Beyond Anthropomorphism: a Spectrum of Interface Metaphors for LLMs

This paper proposes a theoretical framework of interface metaphors ranging from "anti-anthropomorphism" to "hyper-anthropomorphism" to reposition anthropomorphism as a design variable that exposes the sociotechnical nature of Large Language Models and encourages critical user engagement over literal delusion.

Jianna So, Connie Cheng, Sonia Krishna Murthy

Published 2026-03-06
📖 5 min read🧠 Deep dive

Here is an explanation of the paper "Beyond Anthropomorphism," translated into simple, everyday language with some creative analogies.

The Core Problem: We Are Talking to a Mirror, Not a Person

Imagine you walk into a room and see a person who looks exactly like you, speaks exactly like you, and agrees with everything you say. You start to feel a deep connection. You trust them. You tell them your secrets.

Now, imagine that "person" is actually a mirror. It's not a real human; it's just reflecting your own voice back at you, polished and rearranged by a giant, invisible machine.

That is the current state of AI (Large Language Models or LLMs) like ChatGPT or Gemini. The paper argues that the way we design these tools is too human-like. We give them names, we chat with them like friends, and we make them wait a few seconds to "think" before answering, just like a real person would.

The Danger: Because they look and act so much like us, we start to believe they are us. We forget they are just math and code.
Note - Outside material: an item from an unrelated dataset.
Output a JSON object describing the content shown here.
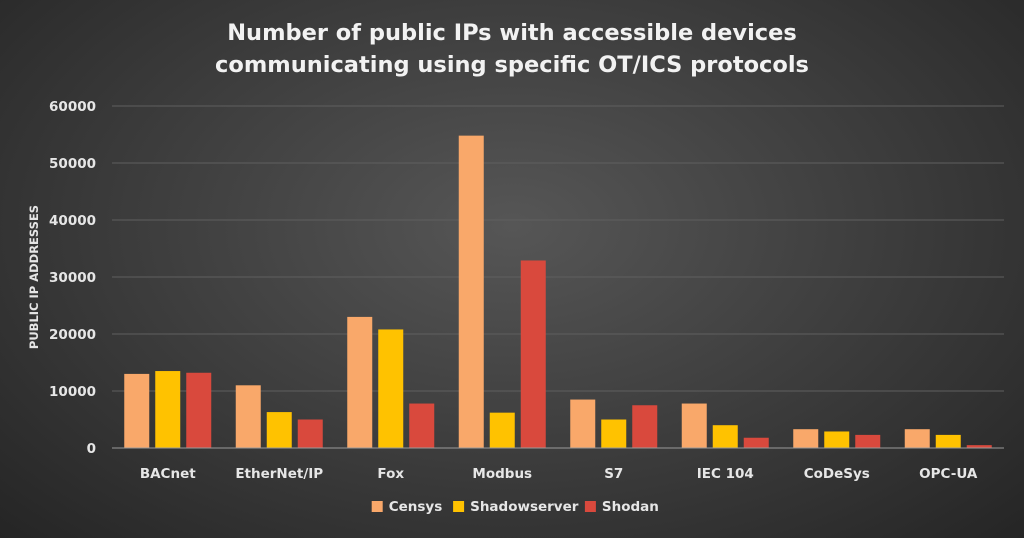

This leads to people falling in love with them, trusting them with dangerous medical advice, or even feeling suicidal because they think the AI is their only friend. The paper calls this "delusion."

The Solution: Stop Pretending, Start Showing the Gears

The authors suggest we need to stop trying to make AI look like a human and start showing people what it actually is: a sociotechnical system.

Think of it like this:

  • Current Design (The Magic Trick): You see a magician pull a rabbit out of a hat. You are amazed, but you don't know how it works. You might think the rabbit is magic.
  • Proposed Design (The Backstage Pass): The authors want to pull back the curtain. They want to show you the wires, the trapdoor, the assistant holding the rabbit, and the fact that the rabbit is just a regular rabbit, not a magical creature.

They propose a Spectrum of Metaphors. Instead of just one way to design AI, we should have a whole range of options that make the "human-likeness" either disappear or become so exaggerated that it feels weird.

The Two Ends of the Spectrum

The paper suggests two extreme ways to design these interfaces to wake users up:

1. The "Anti-Human" Approach (The Power Plant)

On one side, we strip away all the human vibes. We treat the AI like a machine because it is a machine.

  • The Analogy: Imagine your phone didn't look like a sleek black rectangle. Instead, it looked like a power plant.
  • How it works: When you ask the AI a question, the interface doesn't show a friendly chat bubble. Instead, it shows a gauge spinning, a meter showing how much electricity is being burned, or a visual of the data centers (the giant server farms) working hard.
  • The Goal: It reminds you, "Hey, this isn't a friend; this is a factory using energy and data to make a guess." It makes the invisible cost of AI visible.

2. The "Hyper-Human" Approach (The Creepy Uncanny Valley)

On the other side, we make the AI so human that it becomes terrifying and weird. This is called the "Uncanny Valley."

  • The Analogy: Imagine a robot that looks exactly like a human, but its eyes blink a little too slowly, or it laughs a split second too late. It feels gross and unsettling.
  • How it works: Imagine an AI that claps enthusiastically after every single thing you say, even if you said something sad. Or a webcam that has a fake human eye that stares at you.
  • The Goal: This creates a feeling of "discomfort." That discomfort is good! It stops you from getting too cozy. It makes you think, "Wait, why is this thing acting so weirdly human? Oh right, it's a machine pretending." It breaks the illusion.

Why Do This? (The "Friction" Concept)

In normal design, we try to make things "frictionless"—easy, smooth, and fast. But the authors say we need friction.

  • Smooth Design: Like driving a car with cruise control on a perfect highway. You zone out.
  • Friction Design: Like driving a car where the steering wheel feels heavy and the road is bumpy. You have to pay attention.

The authors want to add "friction" to AI. They want to make you pause and think, "Is this real? Is this safe?" By making the interface a little bit annoying or weird, we protect users from trusting the AI too much.

The Big Takeaway

Right now, we are treating AI like a psychic friend. The paper says we should start treating it like a complex tool.

  • Old Way: "Chat with your AI buddy!" (Hides the fact that it's code, data, and human labor).
  • New Way: "Here is a tool that uses energy, was built by workers, and is based on data. It can make mistakes. Here is a visual of how it works so you don't get tricked."

The goal isn't to make AI useless or scary forever. It's to make sure that when we use it, we know exactly what we are dealing with, so we don't get hurt by our own imagination.